The Government has announced that for the first time ever, the Universal Credit standard allowance will permanently rise above inflation, amounting to £725 by 2029/30 in cash terms for a single person aged 25 or over. This is the highest permanent real terms increase to the main rate of out-of-work support since 1980, according to the IFS.
Despite this, Ministers have attempted to cut the cost of benefits for working-age people but faces huge opposition from Labour MPs.
Department for Work and Pensions (DWP) spending on both disability and incapacity benefits for working-age claimants is estimated to be around £55.1 billion in 2025/26. Claims are forecast to rise in real terms to around £60.7 billion by 2029/30, a 10% increase.
But attempts to limit the increase were scrapped following a huge rebellion from Labour MPs.
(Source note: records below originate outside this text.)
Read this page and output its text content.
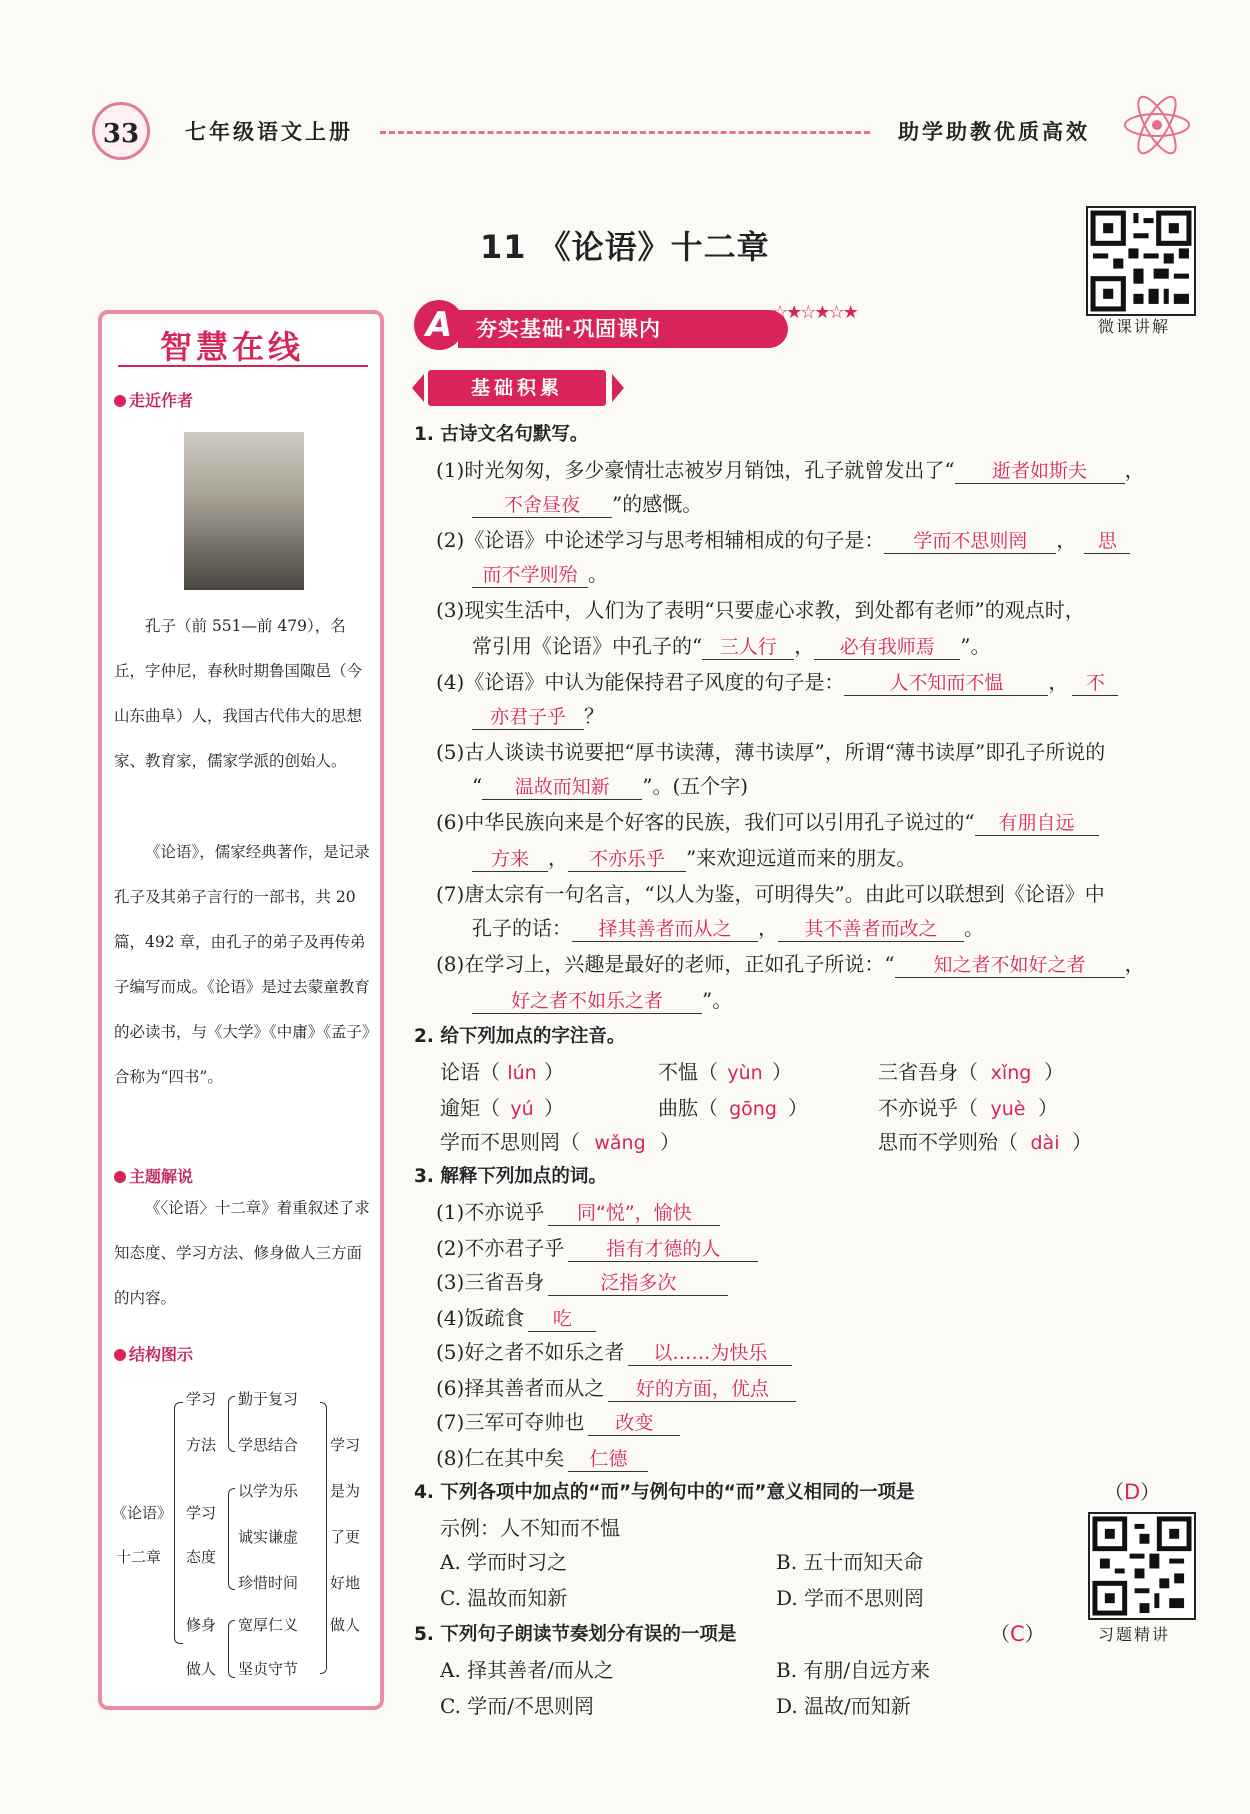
33	七年级语文上册	助学助教优质高效
11 《论语》十二章
微课讲解
智慧在线
走近作者
孔子（前 551—前 479），名丘，字仲尼，春秋时期鲁国陬邑（今山东曲阜）人，我国古代伟大的思想家、教育家，儒家学派的创始人。
《论语》，儒家经典著作，是记录孔子及其弟子言行的一部书，共 20 篇，492 章，由孔子的弟子及再传弟子编写而成。《论语》是过去蒙童教育的必读书，与《大学》《中庸》《孟子》合称为“四书”。
主题解说
《〈论语〉十二章》着重叙述了求知态度、学习方法、修身做人三方面的内容。
结构图示
《论语》
十二章
学习
方法
学习
态度
修身
做人
勤于复习
学思结合
以学为乐
诚实谦虚
珍惜时间
宽厚仁义
坚贞守节
学习
是为
了更
好地
做人
夯实基础·巩固课内
A	☆★☆★☆★
基础积累
1. 古诗文名句默写。
(1)时光匆匆，多少豪情壮志被岁月销蚀，孔子就曾发出了“ 逝者如斯夫 ，
不舍昼夜 ”的感慨。
(2)《论语》中论述学习与思考相辅相成的句子是： 学而不思则罔 ， 思
而不学则殆 。
(3)现实生活中，人们为了表明“只要虚心求教，到处都有老师”的观点时，
常引用《论语》中孔子的“ 三人行 ， 必有我师焉 ”。
(4)《论语》中认为能保持君子风度的句子是： 人不知而不愠 ， 不
亦君子乎 ？
(5)古人谈读书说要把“厚书读薄，薄书读厚”，所谓“薄书读厚”即孔子所说的
“ 温故而知新 ”。(五个字)
(6)中华民族向来是个好客的民族，我们可以引用孔子说过的“ 有朋自远
方来 ， 不亦乐乎 ”来欢迎远道而来的朋友。
(7)唐太宗有一句名言，“以人为鉴，可明得失”。由此可以联想到《论语》中
孔子的话： 择其善者而从之 ， 其不善者而改之 。
(8)在学习上，兴趣是最好的老师，正如孔子所说：“ 知之者不如好之者 ，
好之者不如乐之者 ”。
2. 给下列加点的字注音。
论语（ lún ）	不愠（ yùn ）	三省吾身（ xǐng ）
逾矩（ yú ）	曲肱（ gōng ）	不亦说乎（ yuè ）
学而不思则罔（ wǎng ）	思而不学则殆（ dài ）
3. 解释下列加点的词。
(1)不亦说乎 同“悦”，愉快
(2)不亦君子乎 指有才德的人
(3)三省吾身	泛指多次
(4)饭疏食 吃
(5)好之者不如乐之者 以……为快乐
(6)择其善者而从之 好的方面，优点
(7)三军可夺帅也 改变
(8)仁在其中矣 仁德
4. 下列各项中加点的“而”与例句中的“而”意义相同的一项是	（D）
示例：人不知而不愠
A. 学而时习之	B. 五十而知天命
C. 温故而知新	D. 学而不思则罔
习题精讲
5. 下列句子朗读节奏划分有误的一项是	（C）
A. 择其善者/而从之	B. 有朋/自远方来
C. 学而/不思则罔	D. 温故/而知新
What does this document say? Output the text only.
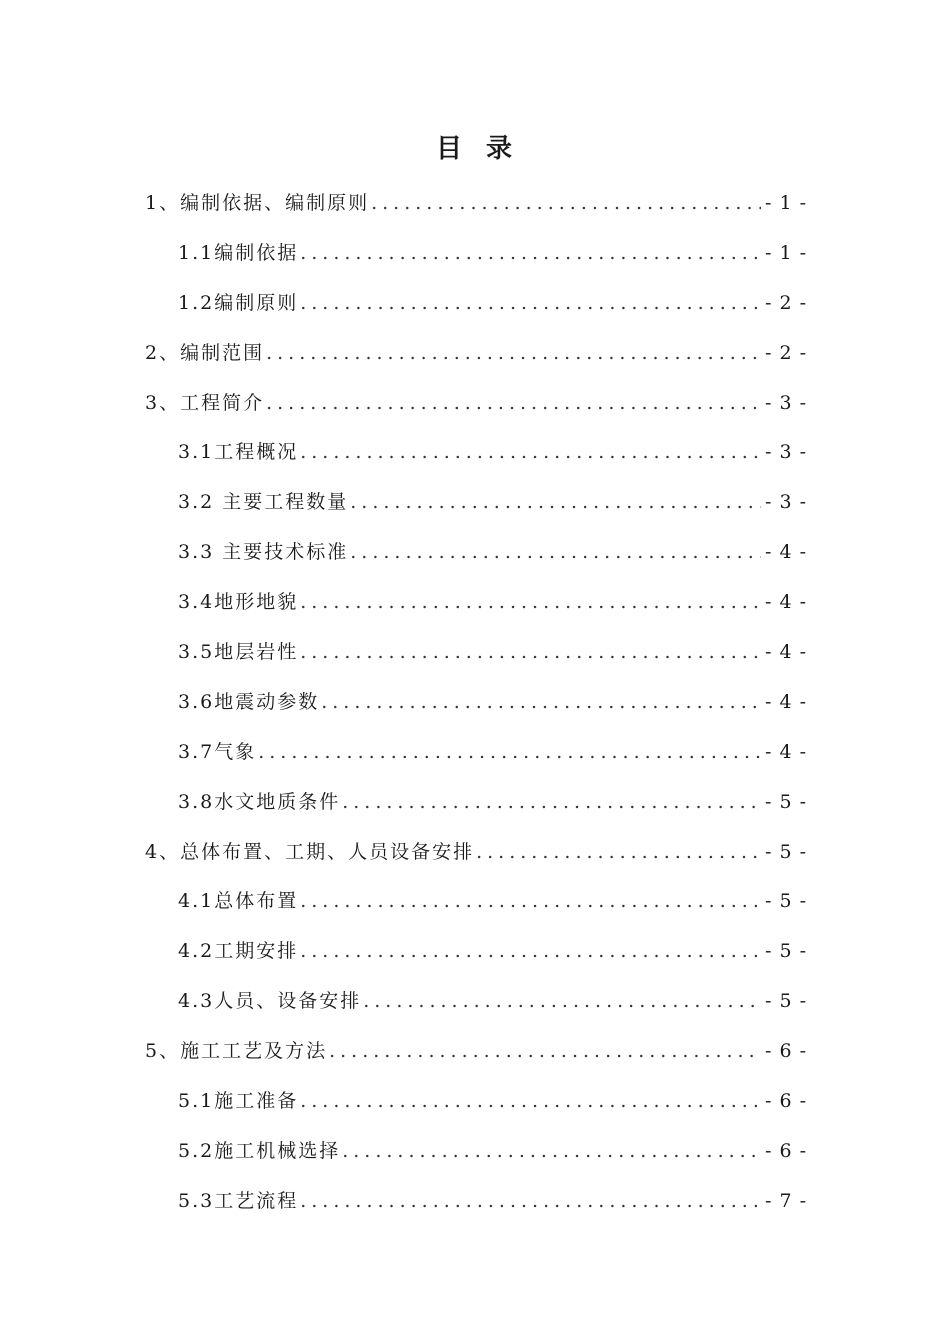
目  录
1、编制依据、编制原则 .....	- 1 -
1.1编制依据 .....	- 1 -
1.2编制原则 .....	- 2 -
2、编制范围 .....	- 2 -
3、工程简介 .....	- 3 -
3.1工程概况 .....	- 3 -
3.2 主要工程数量 .....	- 3 -
3.3 主要技术标准 .....	- 4 -
3.4地形地貌 .....	- 4 -
3.5地层岩性 .....	- 4 -
3.6地震动参数 .....	- 4 -
3.7气象 .....	- 4 -
3.8水文地质条件 .....	- 5 -
4、总体布置、工期、人员设备安排 .....	- 5 -
4.1总体布置 .....	- 5 -
4.2工期安排 .....	- 5 -
4.3人员、设备安排 .....	- 5 -
5、施工工艺及方法 .....	- 6 -
5.1施工准备 .....	- 6 -
5.2施工机械选择 .....	- 6 -
5.3工艺流程 .....	- 7 -
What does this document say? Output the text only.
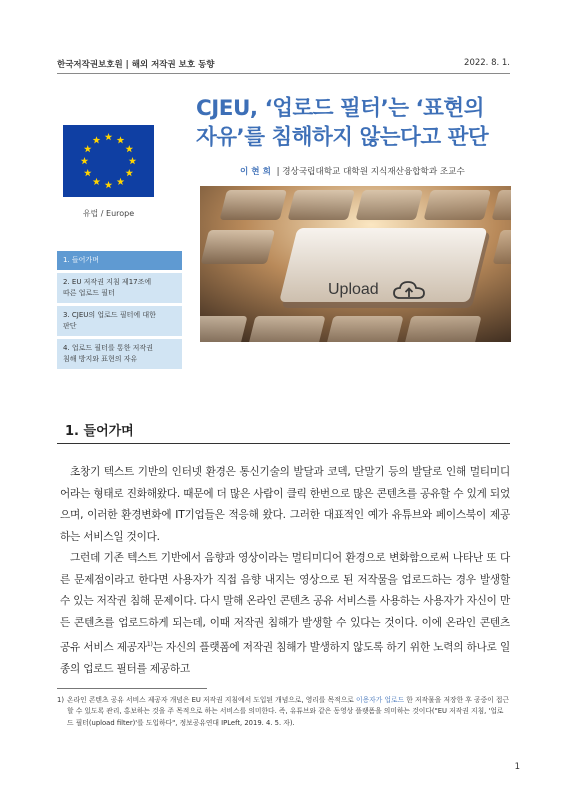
한국저작권보호원 | 해외 저작권 보호 동향	2022. 8. 1.
유럽 / Europe
CJEU, ‘업로드 필터’는 ‘표현의
자유’를 침해하지 않는다고 판단
이 현 희 | 경상국립대학교 대학원 지식재산융합학과 조교수
Upload
1. 들어가며
2. EU 저작권 지침 제17조에
따른 업로드 필터
3. CJEU의 업로드 필터에 대한
판단
4. 업로드 필터를 통한 저작권
침해 방지와 표현의 자유
1. 들어가며

초창기 텍스트 기반의 인터넷 환경은 통신기술의 발달과 코덱, 단말기 등의 발달로 인해 멀티미디어라는 형태로 진화해왔다. 때문에 더 많은 사람이 클릭 한번으로 많은 콘텐츠를 공유할 수 있게 되었으며, 이러한 환경변화에 IT기업들은 적응해 왔다. 그러한 대표적인 예가 유튜브와 페이스북이 제공하는 서비스일 것이다.

그런데 기존 텍스트 기반에서 음향과 영상이라는 멀티미디어 환경으로 변화함으로써 나타난 또 다른 문제점이라고 한다면 사용자가 직접 음향 내지는 영상으로 된 저작물을 업로드하는 경우 발생할 수 있는 저작권 침해 문제이다. 다시 말해 온라인 콘텐츠 공유 서비스를 사용하는 사용자가 자신이 만든 콘텐츠를 업로드하게 되는데, 이때 저작권 침해가 발생할 수 있다는 것이다. 이에 온라인 콘텐츠 공유 서비스 제공자$^{1)}$는 자신의 플랫폼에 저작권 침해가 발생하지 않도록 하기 위한 노력의 하나로 일종의 업로드 필터를 제공하고

1) 온라인 콘텐츠 공유 서비스 제공자 개념은 EU 저작권 지침에서 도입된 개념으로, 영리를 목적으로 이용자가 업로드 한 저작물을 저장한 후 공중이 접근할 수 있도록 관리, 홍보하는 것을 주 목적으로 하는 서비스를 의미한다. 즉, 유튜브와 같은 동영상 플랫폼을 의미하는 것이다("EU 저작권 지침, '업로드 필터(upload filter)'를 도입하다", 정보공유연대 IPLeft, 2019. 4. 5. 자).
1
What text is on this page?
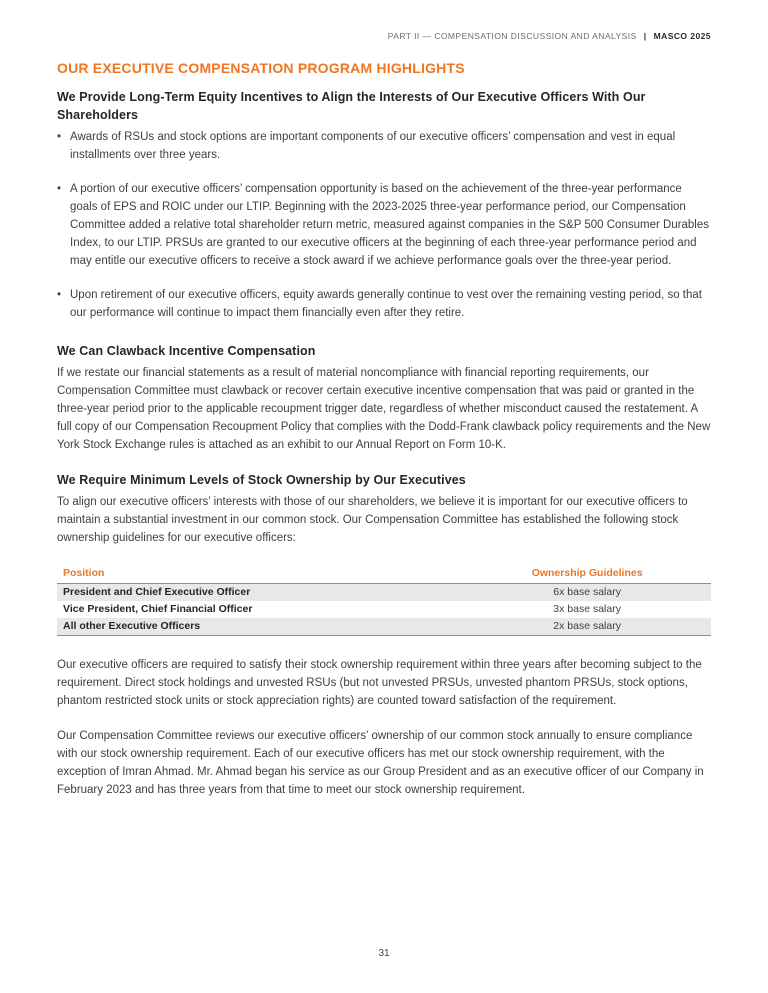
PART II — COMPENSATION DISCUSSION AND ANALYSIS | MASCO 2025
OUR EXECUTIVE COMPENSATION PROGRAM HIGHLIGHTS
We Provide Long-Term Equity Incentives to Align the Interests of Our Executive Officers With Our Shareholders
• Awards of RSUs and stock options are important components of our executive officers’ compensation and vest in equal installments over three years.
• A portion of our executive officers’ compensation opportunity is based on the achievement of the three-year performance goals of EPS and ROIC under our LTIP. Beginning with the 2023-2025 three-year performance period, our Compensation Committee added a relative total shareholder return metric, measured against companies in the S&P 500 Consumer Durables Index, to our LTIP. PRSUs are granted to our executive officers at the beginning of each three-year performance period and may entitle our executive officers to receive a stock award if we achieve performance goals over the three-year period.
• Upon retirement of our executive officers, equity awards generally continue to vest over the remaining vesting period, so that our performance will continue to impact them financially even after they retire.
We Can Clawback Incentive Compensation

If we restate our financial statements as a result of material noncompliance with financial reporting requirements, our Compensation Committee must clawback or recover certain executive incentive compensation that was paid or granted in the three-year period prior to the applicable recoupment trigger date, regardless of whether misconduct caused the restatement. A full copy of our Compensation Recoupment Policy that complies with the Dodd-Frank clawback policy requirements and the New York Stock Exchange rules is attached as an exhibit to our Annual Report on Form 10-K.

We Require Minimum Levels of Stock Ownership by Our Executives

To align our executive officers’ interests with those of our shareholders, we believe it is important for our executive officers to maintain a substantial investment in our common stock. Our Compensation Committee has established the following stock ownership guidelines for our executive officers:

Position	Ownership Guidelines
President and Chief Executive Officer	6x base salary
Vice President, Chief Financial Officer	3x base salary
All other Executive Officers	2x base salary

Our executive officers are required to satisfy their stock ownership requirement within three years after becoming subject to the requirement. Direct stock holdings and unvested RSUs (but not unvested PRSUs, unvested phantom PRSUs, stock options, phantom restricted stock units or stock appreciation rights) are counted toward satisfaction of the requirement.

Our Compensation Committee reviews our executive officers’ ownership of our common stock annually to ensure compliance with our stock ownership requirement. Each of our executive officers has met our stock ownership requirement, with the exception of Imran Ahmad. Mr. Ahmad began his service as our Group President and as an executive officer of our Company in February 2023 and has three years from that time to meet our stock ownership requirement.

31
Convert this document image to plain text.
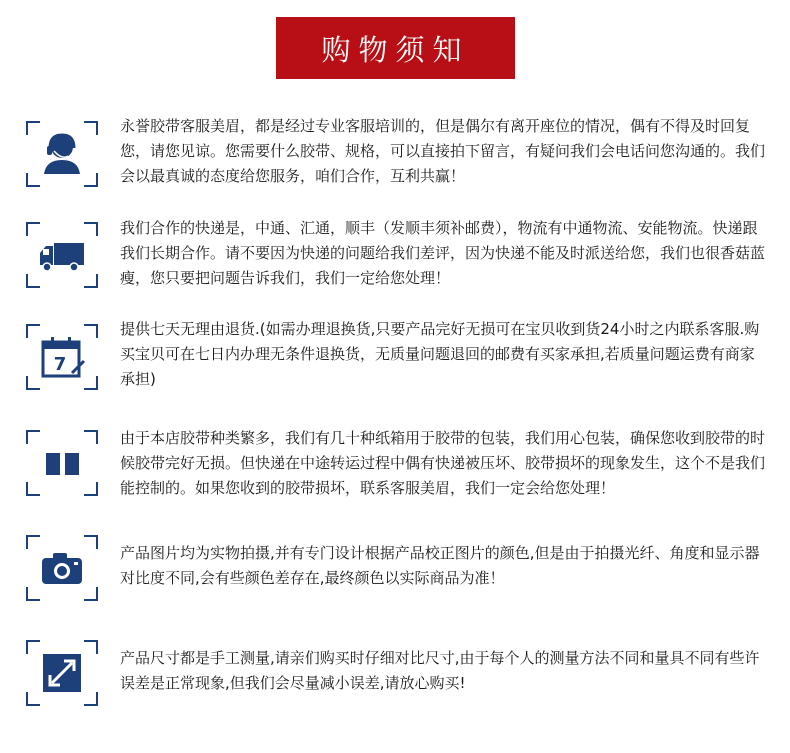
购物须知
永誉胶带客服美眉，都是经过专业客服培训的，但是偶尔有离开座位的情况，偶有不得及时回复您，请您见谅。您需要什么胶带、规格，可以直接拍下留言，有疑问我们会电话问您沟通的。我们会以最真诚的态度给您服务，咱们合作，互利共赢！
我们合作的快递是，中通、汇通，顺丰（发顺丰须补邮费），物流有中通物流、安能物流。快递跟我们长期合作。请不要因为快递的问题给我们差评，因为快递不能及时派送给您，我们也很香菇蓝瘦，您只要把问题告诉我们，我们一定给您处理！
7
提供七天无理由退货.(如需办理退换货,只要产品完好无损可在宝贝收到货24小时之内联系客服.购买宝贝可在七日内办理无条件退换货，无质量问题退回的邮费有买家承担,若质量问题运费有商家承担)
由于本店胶带种类繁多，我们有几十种纸箱用于胶带的包装，我们用心包装，确保您收到胶带的时候胶带完好无损。但快递在中途转运过程中偶有快递被压坏、胶带损坏的现象发生，这个不是我们能控制的。如果您收到的胶带损坏，联系客服美眉，我们一定会给您处理！
产品图片均为实物拍摄,并有专门设计根据产品校正图片的颜色,但是由于拍摄光纤、角度和显示器对比度不同,会有些颜色差存在,最终颜色以实际商品为准！
产品尺寸都是手工测量,请亲们购买时仔细对比尺寸,由于每个人的测量方法不同和量具不同有些许误差是正常现象,但我们会尽量减小误差,请放心购买!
At the same time, campaigners are demanding the government scrap the two-child benefit limit, which would further increase spending, after the latest figures showed the number of children in affected households is approaching 1.7 million across Great Britain. The limit restricts child tax credit and universal credit (UC) to the first two children in most households.
There were 1,665,540 children living in households in England, Wales and Scotland affected by the two-child benefit limit in April, figures published by the Department for Work and Pensions on Thursday showed. This was a rise of 37,150 (2%) from April last year.
The Government is expected to publish a child poverty strategy in autumn, and a multitude of campaign groups as well as left-wing Labour MPs and Nigel Farage’s party Reform have said it must contain a commitment to do away with the two-child benefit limit.
Nigel Farage has vowed to scrap the cap if his Reform UK party comes to power, but the Conservatives have criticised such a move as unaffordable.
A report from the Children’s Commissioner claimed some young people in England living in an “almost-Dickensian level of poverty”.
Lord John Bird, Big Issue founder and crossbench peer, said: “When we hear warnings of children in the 21st century living in Dickensian levels of poverty, we must call this what it is: a poverty crisis. And Government policy that creates this crisis cannot be tolerated.”